Super Action ControllerPopular and famous video game peripherals such as the NES Advantage or the Wavebird for the Nintendo GameCube have devoted followings in the gaming community, but for every successful add-on, there are plenty of similar products that were overcomplicated, barely working, pointless, or obsolete when they were new.  Topless Robot explores some of these dead and buried peripherals with a keen eye towards the "huh?" perspective.  You'll become acquainted with the Steel Batallion mech controller, the Commodore 64 cassette reader, the Colecovision Super Action Controller, and more.

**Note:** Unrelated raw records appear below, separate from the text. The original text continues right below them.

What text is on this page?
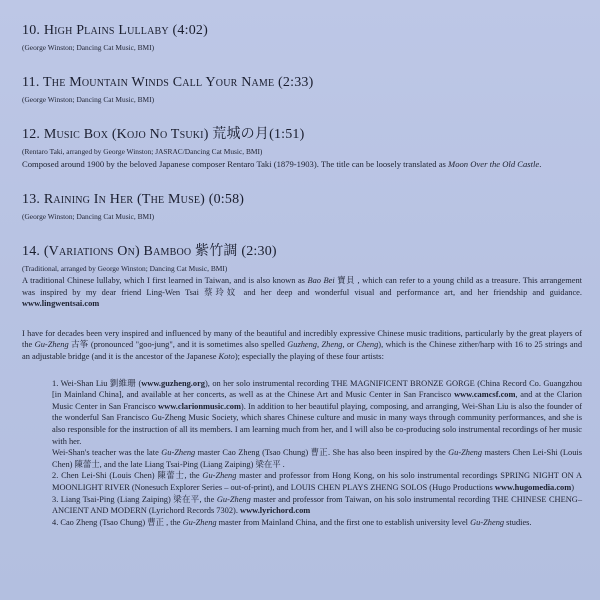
10. High Plains Lullaby (4:02)
(George Winston; Dancing Cat Music, BMI)
11. The Mountain Winds Call Your Name (2:33)
(George Winston; Dancing Cat Music, BMI)
12. Music Box (Kojo No Tsuki) 荒城の月(1:51)
(Rentaro Taki, arranged by George Winston; JASRAC/Dancing Cat Music, BMI)
Composed around 1900 by the beloved Japanese composer Rentaro Taki (1879-1903). The title can be loosely translated as Moon Over the Old Castle.
13. Raining In Her (The Muse) (0:58)
(George Winston; Dancing Cat Music, BMI)
14. (Variations On) Bamboo 紫竹調 (2:30)
(Traditional, arranged by George Winston; Dancing Cat Music, BMI)
A traditional Chinese lullaby, which I first learned in Taiwan, and is also known as Bao Bei 寶貝 , which can refer to a young child as a treasure. This arrangement was inspired by my dear friend Ling-Wen Tsai 蔡玲妏 and her deep and wonderful visual and performance art, and her friendship and guidance. www.lingwentsai.com
I have for decades been very inspired and influenced by many of the beautiful and incredibly expressive Chinese music traditions, particularly by the great players of the Gu-Zheng 古筝 (pronounced "goo-jung", and it is sometimes also spelled Guzheng, Zheng, or Cheng), which is the Chinese zither/harp with 16 to 25 strings and an adjustable bridge (and it is the ancestor of the Japanese Koto); especially the playing of these four artists:
1. Wei-Shan Liu 劉維珊 (www.guzheng.org), on her solo instrumental recording THE MAGNIFICENT BRONZE GORGE (China Record Co. Guangzhou [in Mainland China], and available at her concerts, as well as at the Chinese Art and Music Center in San Francisco www.camcsf.com, and at the Clarion Music Center in San Francisco www.clarionmusic.com). In addition to her beautiful playing, composing, and arranging, Wei-Shan Liu is also the founder of the wonderful San Francisco Gu-Zheng Music Society, which shares Chinese culture and music in many ways through community performances, and she is also responsible for the instruction of all its members. I am learning much from her, and I will also be co-producing solo instrumental recordings of her music with her.
Wei-Shan's teacher was the late Gu-Zheng master Cao Zheng (Tsao Chung) 曹正. She has also been inspired by the Gu-Zheng masters Chen Lei-Shi (Louis Chen) 陳蕾士, and the late Liang Tsai-Ping (Liang Zaiping) 梁在平 .
2. Chen Lei-Shi (Louis Chen) 陳蕾士, the Gu-Zheng master and professor from Hong Kong, on his solo instrumental recordings SPRING NIGHT ON A MOONLIGHT RIVER (Nonesuch Explorer Series – out-of-print), and LOUIS CHEN PLAYS ZHENG SOLOS (Hugo Productions www.hugomedia.com)
3. Liang Tsai-Ping (Liang Zaiping) 梁在平, the Gu-Zheng master and professor from Taiwan, on his solo instrumental recording THE CHINESE CHENG–ANCIENT AND MODERN (Lyrichord Records 7302). www.lyrichord.com
4. Cao Zheng (Tsao Chung) 曹正 , the Gu-Zheng master from Mainland China, and the first one to establish university level Gu-Zheng studies.
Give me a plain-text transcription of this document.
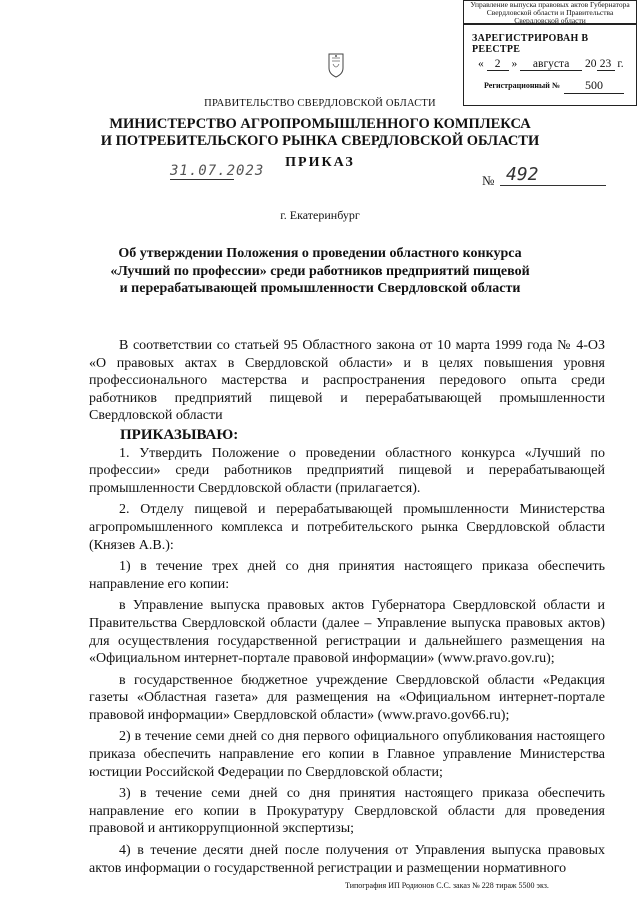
Управление выпуска правовых актов Губернатора Свердловской области и Правительства Свердловской области
ЗАРЕГИСТРИРОВАН В РЕЕСТРЕ
« 2 » августа 20 23 г.
Регистрационный №	500
ПРАВИТЕЛЬСТВО СВЕРДЛОВСКОЙ ОБЛАСТИ
МИНИСТЕРСТВО АГРОПРОМЫШЛЕННОГО КОМПЛЕКСА
И ПОТРЕБИТЕЛЬСКОГО РЫНКА СВЕРДЛОВСКОЙ ОБЛАСТИ
ПРИКАЗ
31.07.2023
№ 492
г. Екатеринбург
Об утверждении Положения о проведении областного конкурса
«Лучший по профессии» среди работников предприятий пищевой
и перерабатывающей промышленности Свердловской области

В соответствии со статьей 95 Областного закона от 10 марта 1999 года № 4-ОЗ «О правовых актах в Свердловской области» и в целях повышения уровня профессионального мастерства и распространения передового опыта среди работников предприятий пищевой и перерабатывающей промышленности Свердловской области

ПРИКАЗЫВАЮ:

1. Утвердить Положение о проведении областного конкурса «Лучший по профессии» среди работников предприятий пищевой и перерабатывающей промышленности Свердловской области (прилагается).

2. Отделу пищевой и перерабатывающей промышленности Министерства агропромышленного комплекса и потребительского рынка Свердловской области (Князев А.В.):

1) в течение трех дней со дня принятия настоящего приказа обеспечить направление его копии:

в Управление выпуска правовых актов Губернатора Свердловской области и Правительства Свердловской области (далее – Управление выпуска правовых актов) для осуществления государственной регистрации и дальнейшего размещения на «Официальном интернет-портале правовой информации» (www.pravo.gov.ru);

в государственное бюджетное учреждение Свердловской области «Редакция газеты «Областная газета» для размещения на «Официальном интернет-портале правовой информации» Свердловской области» (www.pravo.gov66.ru);

2) в течение семи дней со дня первого официального опубликования настоящего приказа обеспечить направление его копии в Главное управление Министерства юстиции Российской Федерации по Свердловской области;

3) в течение семи дней со дня принятия настоящего приказа обеспечить направление его копии в Прокуратуру Свердловской области для проведения правовой и антикоррупционной экспертизы;

4) в течение десяти дней после получения от Управления выпуска правовых актов информации о государственной регистрации и размещении нормативного

Типография ИП Родионов С.С. заказ № 228 тираж 5500 экз.
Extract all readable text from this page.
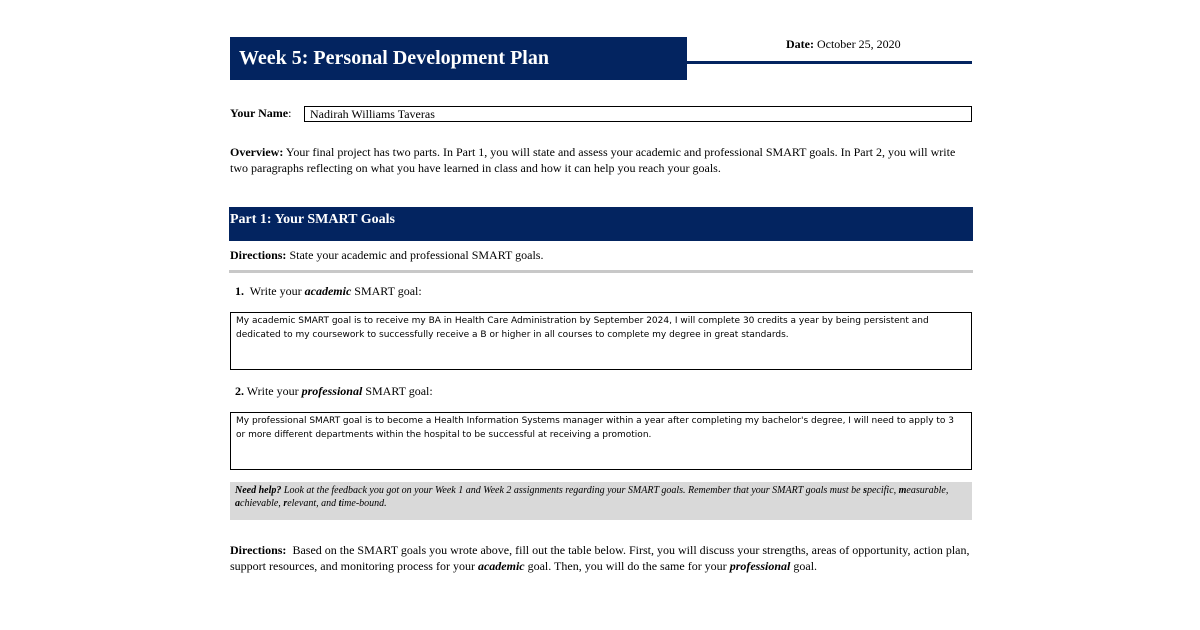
Week 5: Personal Development Plan
Date: October 25, 2020
Your Name:	Nadirah Williams Taveras
Overview: Your final project has two parts. In Part 1, you will state and assess your academic and professional SMART goals. In Part 2, you will write two paragraphs reflecting on what you have learned in class and how it can help you reach your goals.
Part 1: Your SMART Goals
Directions: State your academic and professional SMART goals.
1. Write your academic SMART goal:
My academic SMART goal is to receive my BA in Health Care Administration by September 2024, I will complete 30 credits a year by being persistent and dedicated to my coursework to successfully receive a B or higher in all courses to complete my degree in great standards.
2. Write your professional SMART goal:
My professional SMART goal is to become a Health Information Systems manager within a year after completing my bachelor's degree, I will need to apply to 3 or more different departments within the hospital to be successful at receiving a promotion.
Need help? Look at the feedback you got on your Week 1 and Week 2 assignments regarding your SMART goals. Remember that your SMART goals must be specific, measurable, achievable, relevant, and time-bound.
Directions: Based on the SMART goals you wrote above, fill out the table below. First, you will discuss your strengths, areas of opportunity, action plan, support resources, and monitoring process for your academic goal. Then, you will do the same for your professional goal.
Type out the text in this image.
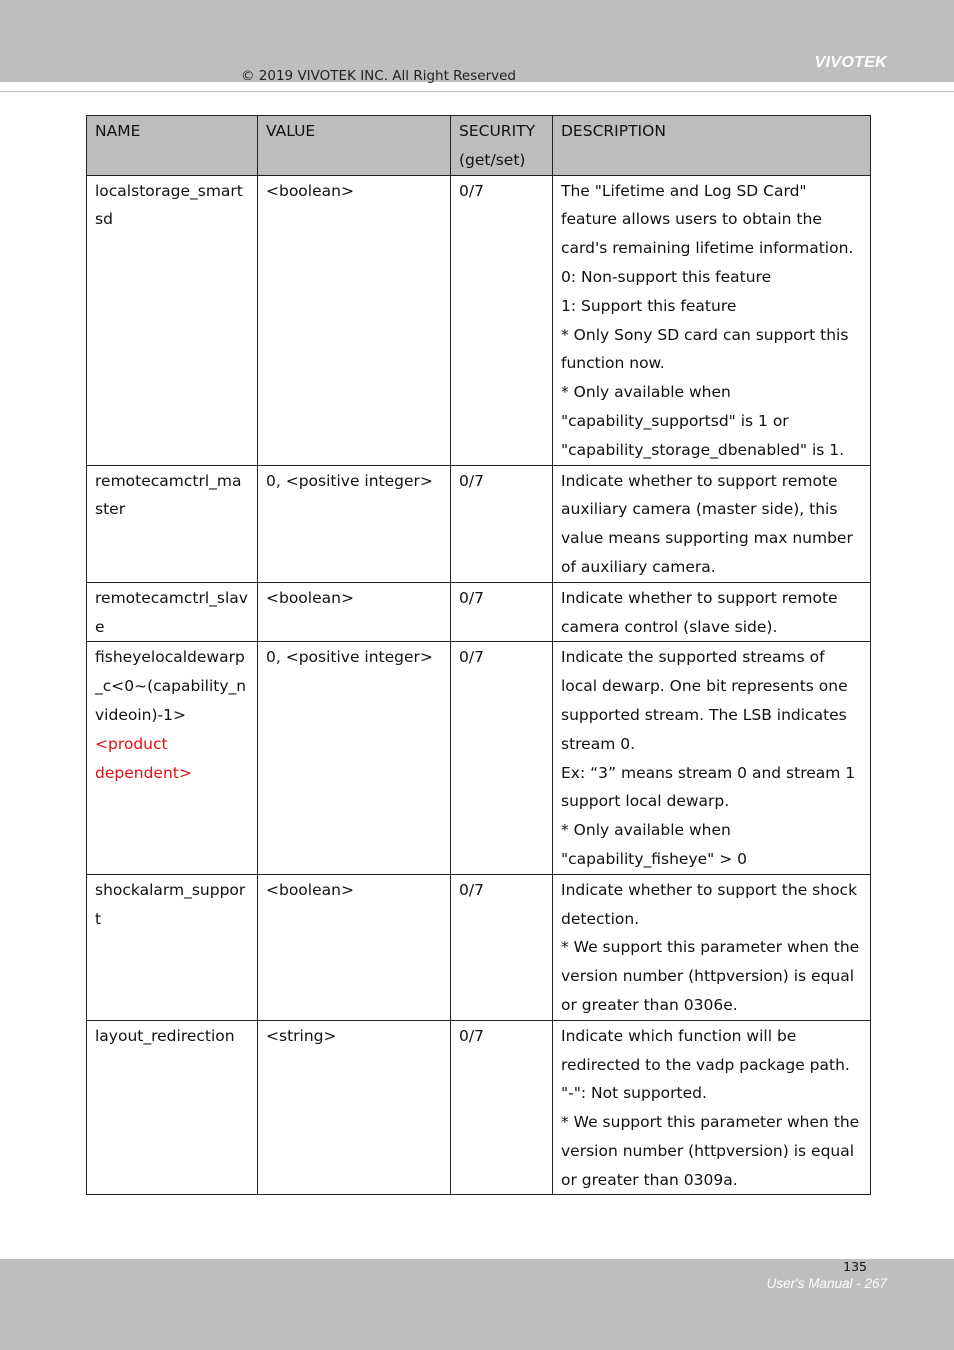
VIVOTEK
© 2019 VIVOTEK INC. All Right Reserved
NAME	VALUE	SECURITY (get/set)	DESCRIPTION
localstorage_smartsd	<boolean>	0/7	The "Lifetime and Log SD Card" feature allows users to obtain the card's remaining lifetime information.
0: Non-support this feature
1: Support this feature
* Only Sony SD card can support this function now.
* Only available when "capability_supportsd" is 1 or "capability_storage_dbenabled" is 1.

remotecamctrl_master	0, <positive integer>	0/7	Indicate whether to support remote auxiliary camera (master side), this value means supporting max number of auxiliary camera.

remotecamctrl_slave	<boolean>	0/7	Indicate whether to support remote camera control (slave side).

fisheyelocaldewarp_c<0~(capability_nvideoin)-1>
<product dependent>	0, <positive integer>	0/7	Indicate the supported streams of local dewarp. One bit represents one supported stream. The LSB indicates stream 0.
Ex: “3” means stream 0 and stream 1 support local dewarp.
* Only available when "capability_fisheye" > 0

shockalarm_support	<boolean>	0/7	Indicate whether to support the shock detection.
* We support this parameter when the version number (httpversion) is equal or greater than 0306e.

layout_redirection	<string>	0/7	Indicate which function will be redirected to the vadp package path.
"-": Not supported.
* We support this parameter when the version number (httpversion) is equal or greater than 0309a.
135
User's Manual - 267
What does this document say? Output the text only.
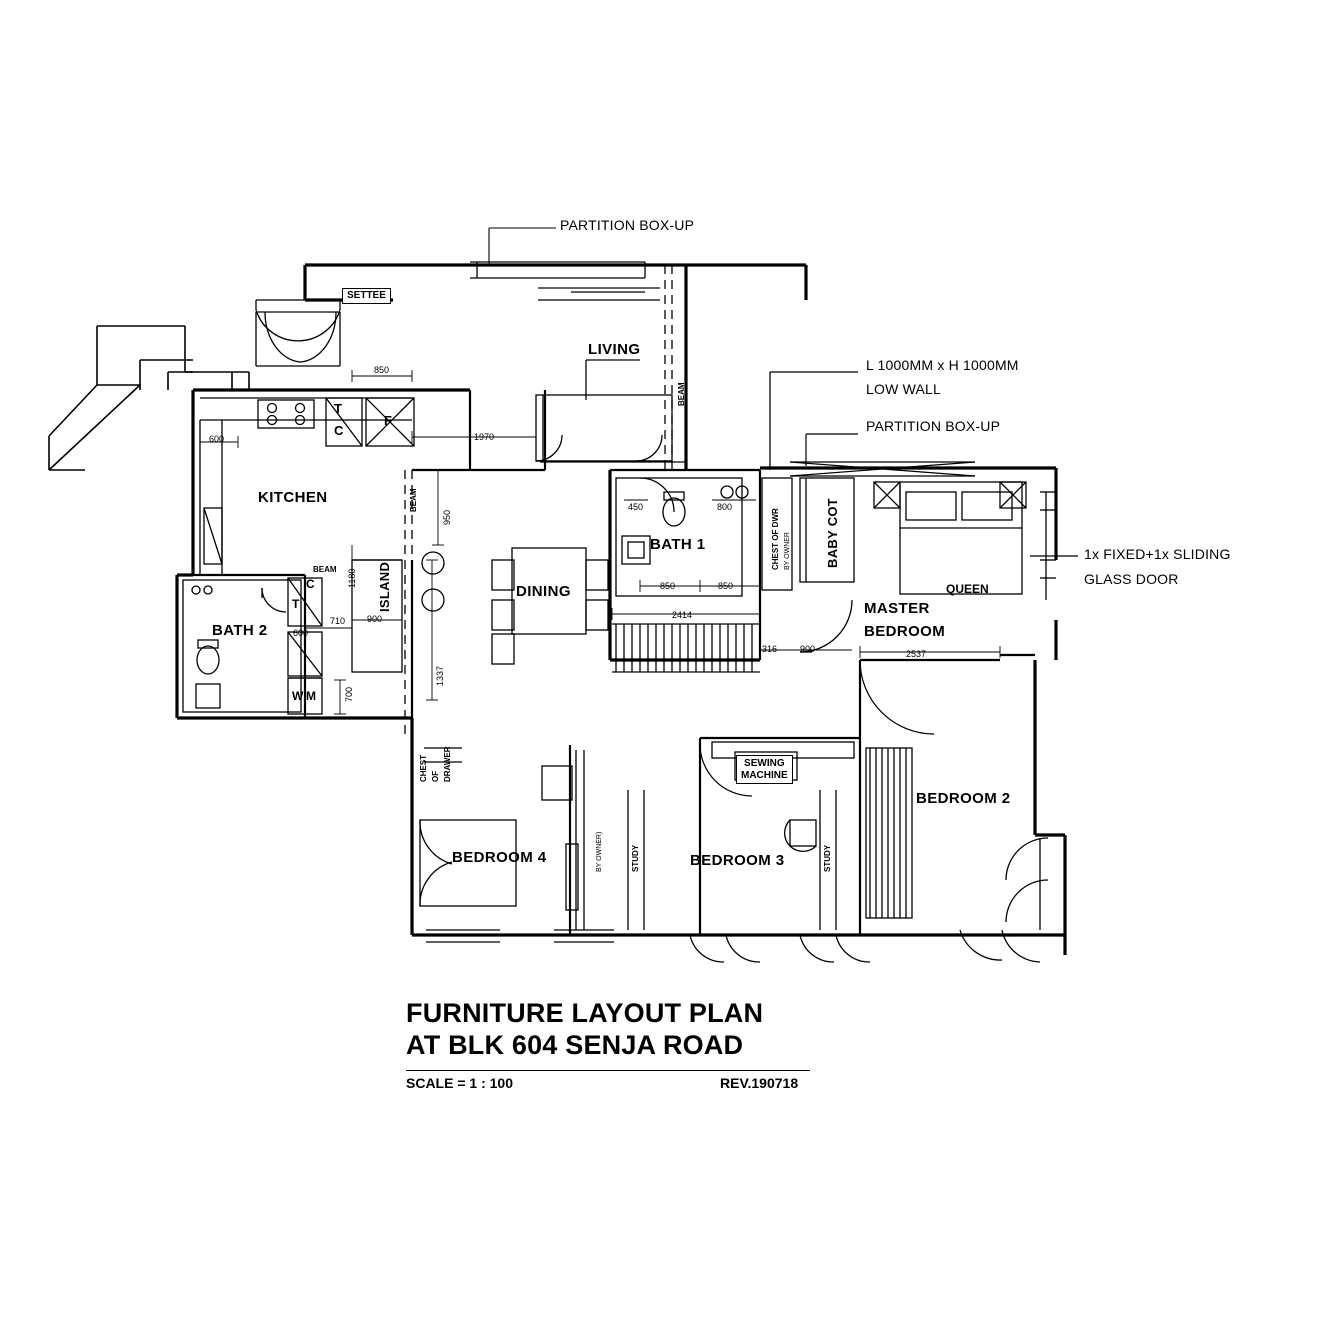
PARTITION BOX-UP
L 1000MM x H 1000MM
LOW WALL
PARTITION BOX-UP
1x FIXED+1x SLIDING
GLASS DOOR
LIVING
KITCHEN
DINING
BATH 1
BATH 2
MASTER
BEDROOM
BEDROOM 2
BEDROOM 3
BEDROOM 4
SETTEE
SEWING
MACHINE
ISLAND	QUEEN
BABY COT
CHEST OF DWR BY OWNER
CHEST OF DRAWER
STUDY	STUDY
BY OWNER)
T
C
F
T
C
W M
BEAM
BEAM
BEAM
850
600	1970
950
1180
900
710
600
700
1337
450	800
850	850
2414
316	900	2537
FURNITURE LAYOUT PLAN
AT BLK 604 SENJA ROAD
SCALE = 1 : 100	REV.190718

Bigger is not necessarily better (something Microsoft discovered after it released the first Xbox controller). When the Colecovision was released, it was not particularly lauded for its controllers; Colecovision's answer to this was to make the biggest fucking controller possible. 1982's Super Action Controller was about as large as Andre the Giant's fist and packed four rainbow-colored trigger buttons, a 12-button keypad, a "speed control" wheel, and a big red-balled control stick. It also featured variously-sized pistol grips to ensure that people of all sizes could use the plastic boxing glove of Doom. It even boasted the ability to control more than one player at a time in certain compatible games.  Why did it fail/suck? Look at it... just look at it. In an era where videogames were considered kid's stuff, this controller was designed specifically for the 6'10", 325-pound sumo wrestler. And to make things worse, they were generally sold in pairs, so you got double the suck.

While I grew up with a Commodore 64, I never had the cassette reader.  This is not a criticism.  My third grade classroom had a C64 equipped with cassette capabilities and it was a complete pain to use.  By the time the game (er, pardon, education application) had loaded in full, it was time to turn off the computer and go back to doing school work.  Still, there was nothing worse in the C64 days than forgetting to append ",8" to the LOAD command and seeing the dreadful PRESS PLAY ON TAPE command in return.  Say what you will about the Microsoft Xbox 360 red-ringing or your Nintendo Wii gathering dust, but at least neither of those devices have ever asked you to deal with cassettes.